In these cases, working directly with the IRS — often with guidance from a free credit counselor or tax professional — may be the simpler and more cost-effective solution.
When Bankruptcy Makes More Sense
Bankruptcy may be the stronger option if:
- Your tax debt is large in amount.
- You have a lot of non-tax debt (credit cards, loans, medical bills).
- The amounts you can afford to pay under an IRS Installment Agreement are not sufficient in amount to fully pay the tax claims in a reasonable period of time (2-3 years), considering the ongoing accrual of penalties and interest.
- You need a comprehensive solution that gives you a real financial reset (secured debt restructuring).
For many debt-stressed individuals, bankruptcy can provide relief that IRS programs simply can’t match.
Choosing the Right Path
No one solution fits every case.
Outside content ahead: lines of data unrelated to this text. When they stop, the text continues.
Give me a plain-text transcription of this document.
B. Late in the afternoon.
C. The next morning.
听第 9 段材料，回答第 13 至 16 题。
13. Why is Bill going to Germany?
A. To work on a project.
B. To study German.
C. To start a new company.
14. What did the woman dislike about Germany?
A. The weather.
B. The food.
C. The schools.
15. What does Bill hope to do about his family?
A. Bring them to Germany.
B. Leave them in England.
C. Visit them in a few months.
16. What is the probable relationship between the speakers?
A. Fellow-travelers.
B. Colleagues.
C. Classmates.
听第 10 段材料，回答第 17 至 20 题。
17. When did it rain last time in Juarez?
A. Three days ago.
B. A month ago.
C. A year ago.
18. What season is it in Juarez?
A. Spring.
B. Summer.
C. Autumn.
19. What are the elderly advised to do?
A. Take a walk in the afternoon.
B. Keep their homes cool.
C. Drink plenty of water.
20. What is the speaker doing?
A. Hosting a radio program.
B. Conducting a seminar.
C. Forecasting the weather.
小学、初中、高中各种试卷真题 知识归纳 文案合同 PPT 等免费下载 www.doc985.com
For some people, an IRS payment plan is a manageable fix. For others, especially those facing overwhelming tax and non-tax debts together, bankruptcy is the only effective path to a fresh start. If you’re unsure where you fall, you don’t have to figure it out alone.
- If your debt feels heavy but possibly manageable, a nonprofit debt counselor (like A Debt Coach) can help you review your budget and explore IRS options.
- If your tax debts are large, old, or combined with other substantial debt, a tax- bankruptcy attorney (such as those at Tax Workout Group) can analyze your case and explain the best way to resolve these claims.
Bottom Line
The IRS offers tools like payment plans and settlement options, but they often don’t go far enough. Bankruptcy can sometimes provide broader, faster relief — especially when your debt picture is overwhelming. Knowing the difference helps you make the right decision for your financial future.